Scan SQL query results directly into Go structs instead of manually mapping each column to a variable.
Use named parameters like :user_id in SQL queries with values supplied from a Go struct or map.
Gradually adopt sqlx in an existing Go codebase since it wraps database/sql types and existing code keeps working.
Replace boilerplate row-scanning with the single-line Get and Select helpers in a REST API backend.
Requires a running relational database (PostgreSQL, MySQL, or SQLite) and its corresponding Go driver.
sqlx is a Go library that adds a friendlier layer on top of database/sql, the standard package Go programs use to talk to relational databases like PostgreSQL, MySQL, or SQLite.
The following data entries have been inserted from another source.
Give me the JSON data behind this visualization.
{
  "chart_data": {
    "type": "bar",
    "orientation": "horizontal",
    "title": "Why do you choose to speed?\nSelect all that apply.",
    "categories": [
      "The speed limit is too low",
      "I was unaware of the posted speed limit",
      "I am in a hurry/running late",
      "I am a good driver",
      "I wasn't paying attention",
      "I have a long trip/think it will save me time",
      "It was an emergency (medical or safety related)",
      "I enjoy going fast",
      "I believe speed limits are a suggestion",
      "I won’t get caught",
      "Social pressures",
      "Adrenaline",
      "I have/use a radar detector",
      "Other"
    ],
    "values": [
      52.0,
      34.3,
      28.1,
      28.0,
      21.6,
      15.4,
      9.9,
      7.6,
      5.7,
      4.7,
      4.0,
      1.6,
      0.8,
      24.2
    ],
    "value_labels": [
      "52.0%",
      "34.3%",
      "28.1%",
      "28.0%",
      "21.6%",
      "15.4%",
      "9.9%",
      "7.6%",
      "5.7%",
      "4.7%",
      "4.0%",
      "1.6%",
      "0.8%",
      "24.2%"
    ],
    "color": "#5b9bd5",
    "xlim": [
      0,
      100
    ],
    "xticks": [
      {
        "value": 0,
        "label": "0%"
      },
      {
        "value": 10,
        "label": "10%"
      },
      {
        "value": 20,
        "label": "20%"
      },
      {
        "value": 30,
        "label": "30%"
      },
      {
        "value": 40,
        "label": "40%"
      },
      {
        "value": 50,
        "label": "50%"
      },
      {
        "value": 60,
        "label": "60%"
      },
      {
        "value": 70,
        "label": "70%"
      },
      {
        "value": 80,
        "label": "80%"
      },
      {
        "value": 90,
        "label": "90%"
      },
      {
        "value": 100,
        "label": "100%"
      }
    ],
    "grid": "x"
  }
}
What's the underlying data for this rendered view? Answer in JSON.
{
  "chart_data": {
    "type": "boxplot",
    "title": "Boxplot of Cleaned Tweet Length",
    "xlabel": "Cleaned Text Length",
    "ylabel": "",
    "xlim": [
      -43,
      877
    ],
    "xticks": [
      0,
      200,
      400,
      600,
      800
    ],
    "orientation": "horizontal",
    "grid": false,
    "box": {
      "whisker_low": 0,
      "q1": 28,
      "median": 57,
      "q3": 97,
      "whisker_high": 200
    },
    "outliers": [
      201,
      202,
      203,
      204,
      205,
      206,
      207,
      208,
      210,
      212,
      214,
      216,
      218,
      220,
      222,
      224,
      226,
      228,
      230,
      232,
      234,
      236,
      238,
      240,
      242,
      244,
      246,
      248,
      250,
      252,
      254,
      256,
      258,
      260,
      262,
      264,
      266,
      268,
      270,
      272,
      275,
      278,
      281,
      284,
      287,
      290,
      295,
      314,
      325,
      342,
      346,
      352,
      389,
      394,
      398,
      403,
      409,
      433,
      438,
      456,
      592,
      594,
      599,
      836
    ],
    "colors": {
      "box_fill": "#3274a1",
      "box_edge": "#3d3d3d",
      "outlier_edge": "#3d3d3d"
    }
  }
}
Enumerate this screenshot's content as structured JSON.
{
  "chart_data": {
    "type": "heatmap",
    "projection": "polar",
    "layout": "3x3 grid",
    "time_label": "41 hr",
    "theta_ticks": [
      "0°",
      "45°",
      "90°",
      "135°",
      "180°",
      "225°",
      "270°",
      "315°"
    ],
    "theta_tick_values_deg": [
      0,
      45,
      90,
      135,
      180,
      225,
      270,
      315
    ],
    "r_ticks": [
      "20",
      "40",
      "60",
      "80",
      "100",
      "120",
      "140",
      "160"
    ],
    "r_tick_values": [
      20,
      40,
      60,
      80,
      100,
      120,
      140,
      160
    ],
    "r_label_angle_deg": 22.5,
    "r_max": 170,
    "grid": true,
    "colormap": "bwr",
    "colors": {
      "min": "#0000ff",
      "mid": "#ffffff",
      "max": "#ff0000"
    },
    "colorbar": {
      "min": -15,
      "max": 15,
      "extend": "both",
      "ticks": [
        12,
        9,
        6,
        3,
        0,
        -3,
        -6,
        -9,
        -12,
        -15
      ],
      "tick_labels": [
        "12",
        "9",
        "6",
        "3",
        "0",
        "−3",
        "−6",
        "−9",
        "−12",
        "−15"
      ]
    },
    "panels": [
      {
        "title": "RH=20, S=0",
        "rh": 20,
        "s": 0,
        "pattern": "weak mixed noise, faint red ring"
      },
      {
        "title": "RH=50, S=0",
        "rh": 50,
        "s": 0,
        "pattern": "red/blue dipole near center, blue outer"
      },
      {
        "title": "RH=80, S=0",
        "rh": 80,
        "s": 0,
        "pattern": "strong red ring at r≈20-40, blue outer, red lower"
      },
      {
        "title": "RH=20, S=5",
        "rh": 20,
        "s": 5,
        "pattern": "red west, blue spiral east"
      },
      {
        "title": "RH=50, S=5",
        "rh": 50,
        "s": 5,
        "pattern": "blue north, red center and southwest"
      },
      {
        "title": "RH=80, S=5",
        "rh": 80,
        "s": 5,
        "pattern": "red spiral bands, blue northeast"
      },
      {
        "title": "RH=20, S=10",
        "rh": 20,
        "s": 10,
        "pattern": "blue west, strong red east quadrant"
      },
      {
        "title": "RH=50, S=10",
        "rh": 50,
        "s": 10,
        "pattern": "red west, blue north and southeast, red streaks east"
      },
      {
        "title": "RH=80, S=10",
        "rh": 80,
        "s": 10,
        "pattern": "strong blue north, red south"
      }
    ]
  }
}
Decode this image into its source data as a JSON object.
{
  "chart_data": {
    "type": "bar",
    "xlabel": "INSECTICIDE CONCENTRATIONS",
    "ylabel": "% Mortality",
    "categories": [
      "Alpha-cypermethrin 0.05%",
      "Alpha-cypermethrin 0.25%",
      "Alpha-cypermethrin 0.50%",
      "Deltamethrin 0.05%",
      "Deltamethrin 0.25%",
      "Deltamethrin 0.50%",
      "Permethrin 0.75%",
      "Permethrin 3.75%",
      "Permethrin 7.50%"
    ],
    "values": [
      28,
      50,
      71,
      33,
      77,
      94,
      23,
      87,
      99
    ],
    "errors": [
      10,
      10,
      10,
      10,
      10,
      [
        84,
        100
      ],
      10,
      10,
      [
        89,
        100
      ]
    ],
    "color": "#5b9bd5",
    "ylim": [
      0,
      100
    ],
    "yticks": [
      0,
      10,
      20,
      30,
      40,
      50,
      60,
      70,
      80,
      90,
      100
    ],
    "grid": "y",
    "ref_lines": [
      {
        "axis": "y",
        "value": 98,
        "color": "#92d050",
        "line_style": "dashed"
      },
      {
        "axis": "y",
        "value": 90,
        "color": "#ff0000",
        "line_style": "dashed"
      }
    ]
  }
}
The standard library is solid but very low-level: you write raw SQL, get back a rows cursor, and have to scan each column into a Go variable by hand. sqlx keeps that whole approach intact while adding the convenience features most people end up wanting. The library wraps the familiar types (DB, Tx, Stmt, Conn) with sqlx versions that have the same underlying interfaces, so existing code keeps working and you can adopt sqlx gradually. On top of that it adds three big things. First, it can marshal database rows directly into Go structs, maps, or slices, including embedded structs, using a db struct tag to match columns to fields. Second, it supports named parameters such as :first_name in both queries and prepared statements, with values supplied from a struct or a map. Third, the Get and Select helpers turn a query plus a destination variable into a single line of code: Get fills one struct, Select fills a slice. There is also a BindDriver call that lets you register the bindvar style used by less common database drivers at runtime. You would reach for sqlx when you want to keep writing your own SQL (no ORM magic) but you are tired of the boilerplate around scanning rows into structs. It pairs well with PostgreSQL via lib/pq and other database/sql drivers shown in the examples. The codebase is written in Go, installed with go get, versioned with Go modules, and aims to stay compatible with the most recent two Go releases.